Ainsi, l’invention de la photo anthropométrique par Alphone Bertillon a rendu possibles des modes inédits de surveillance et de coercition de la population (atelier I). Mais on ne peut se limiter à une vision univoque de ces derniers. Papiers et photos d’identité ne valent que par leurs usages effectifs, que par les pratiques qu’en ont les acteurs, dans des situations et des circonstances données. Il est ainsi loisible d’en faire la biographie, dans la lignée des travaux anthropologiques d’Igor Kopytoff et d’Arjun Appadurai sur la « vie sociale des choses » : procédures et documents sont matière à contestation, négociation, interprétation, détournement, imagination, et même à esthétique bureaucratique, comme l’atteste l’étude des conditions concrètes des demandes d’asile politique, de reconnaissance des titres de propriété, de recherche des migrants disparus en mer, ou de rédaction des procès-verbaux policiers (atelier II). A la limite, les conflits politiques trouvent une traduction abrégée dans des disputes de papier, qui ne sont pas moins sanglantes pour autant ainsi que l’a illustré de manière tragique la crise ivoirienne : la problématique de l’autochtonie s’est nouée autour de la délivrance de cartes d’identité et de titres de propriété, indissolublement liée à l’exercice ou à l’exclusion du droit de vote (atelier III).
La citoyenneté contemporaine est donc bien une citoyenneté de papier. Néanmoins, elle ne coule pas de source(s) puisque précisément elle est l’objet, en tant que telle, de pratiques énonciatives contradictoires. Sous la fausse évidence de l’écrit se cachent de redoutables questions de méthode tant pour les chercheurs en sciences sociales que pour les administrations et les associations qui contrôlent leur pouvoir. Vieux problème, que l’historienne démêle à propos de l’immigration polonaise dans la ville de Lens, dans le nord de la France, ou au détour d’une microstoria de la Shoah (Leçon). Il en ressort que l’ordre bureaucratique n’est pas la négation légal-rationnelle des luttes sociales, mais au contraire l’un de leurs champs.    

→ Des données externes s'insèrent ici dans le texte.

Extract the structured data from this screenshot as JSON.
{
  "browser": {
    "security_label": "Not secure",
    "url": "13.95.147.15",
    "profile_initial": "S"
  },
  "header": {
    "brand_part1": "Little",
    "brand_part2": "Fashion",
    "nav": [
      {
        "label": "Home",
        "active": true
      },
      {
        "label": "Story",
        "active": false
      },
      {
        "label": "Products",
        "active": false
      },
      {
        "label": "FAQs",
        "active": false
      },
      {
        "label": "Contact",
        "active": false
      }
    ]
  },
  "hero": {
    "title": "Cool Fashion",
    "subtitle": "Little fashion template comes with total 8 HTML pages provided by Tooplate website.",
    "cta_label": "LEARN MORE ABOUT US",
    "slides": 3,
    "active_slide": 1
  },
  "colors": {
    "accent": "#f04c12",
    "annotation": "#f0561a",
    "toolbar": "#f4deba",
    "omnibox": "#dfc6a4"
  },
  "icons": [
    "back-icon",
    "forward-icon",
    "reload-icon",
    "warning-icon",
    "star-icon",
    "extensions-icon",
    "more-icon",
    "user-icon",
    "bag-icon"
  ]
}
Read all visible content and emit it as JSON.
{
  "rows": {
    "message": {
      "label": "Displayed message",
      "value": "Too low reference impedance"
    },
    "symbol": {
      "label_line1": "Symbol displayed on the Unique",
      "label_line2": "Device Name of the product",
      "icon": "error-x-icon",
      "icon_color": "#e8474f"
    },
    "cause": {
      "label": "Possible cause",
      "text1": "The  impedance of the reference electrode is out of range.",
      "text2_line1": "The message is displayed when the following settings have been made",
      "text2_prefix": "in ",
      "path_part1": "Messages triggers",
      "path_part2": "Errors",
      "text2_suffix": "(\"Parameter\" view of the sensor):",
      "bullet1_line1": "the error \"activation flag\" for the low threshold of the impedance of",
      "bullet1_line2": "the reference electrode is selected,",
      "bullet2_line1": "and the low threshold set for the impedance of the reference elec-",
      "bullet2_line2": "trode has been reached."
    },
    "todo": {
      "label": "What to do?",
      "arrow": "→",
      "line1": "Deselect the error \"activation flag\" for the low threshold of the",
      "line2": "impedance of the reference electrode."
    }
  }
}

Entrée libre dans la limite des places disponibles

Programme

Jeudi 31 janvier 2013

17h – 20h CERI-SciencesPo 56, rue Jacob 75006 - Paris

Leçon du Cycle européen d’études africaines du Reasopo : Autour de l’oeuvre d’Eric de Rosny (1930-2012)

  • avec Roberto Beneduce (Professeur d'Anthropologie, Université de Turin)
  • et Peter Geschiere ( Professeur d'Anthropologie Africaine, University of Amsterdam),

sous la présidence de Richard Banégas (CERI/Fondation Nationale des Sciences Politiques, Paris)

Vendredi 1er février 2013

de 9h45 à 12h30 Cinéma Saint-Germain-des-Prés 22, rue Guillaume Apollinaire 75006 - Paris

9h45 : Accueil des participants

10h – 12h30

Atelier I : Autour de la photo anthropométrique

Projection du film 48 (2009, 93 minutes) de Susana de Sousa Dias (Lisbonne),

en présence de la réalisatrice, suivie d’un débat avec la participation de

  • Victor Pereira (Maître de Conférences en Histoire Contemporaine, Université de Pau)
  • et de Pierre Piazza (Maître de conférence en science politique CESDIP/LEJEP, Université de Cergy-Pontoise)

12h30 – 14h30 : Pause déjeuner de 14h30 à 19h30 CERI-SciencesPo 56, rue Jacob 75006 - Paris

14h30 – 15h30

Leçon : Être (ou ne pas être) étranger : cela ne coule pas de sources

Président : Giovanni Levi (Professeur d'Histoire moderne, Université Ca' Foscari Venise)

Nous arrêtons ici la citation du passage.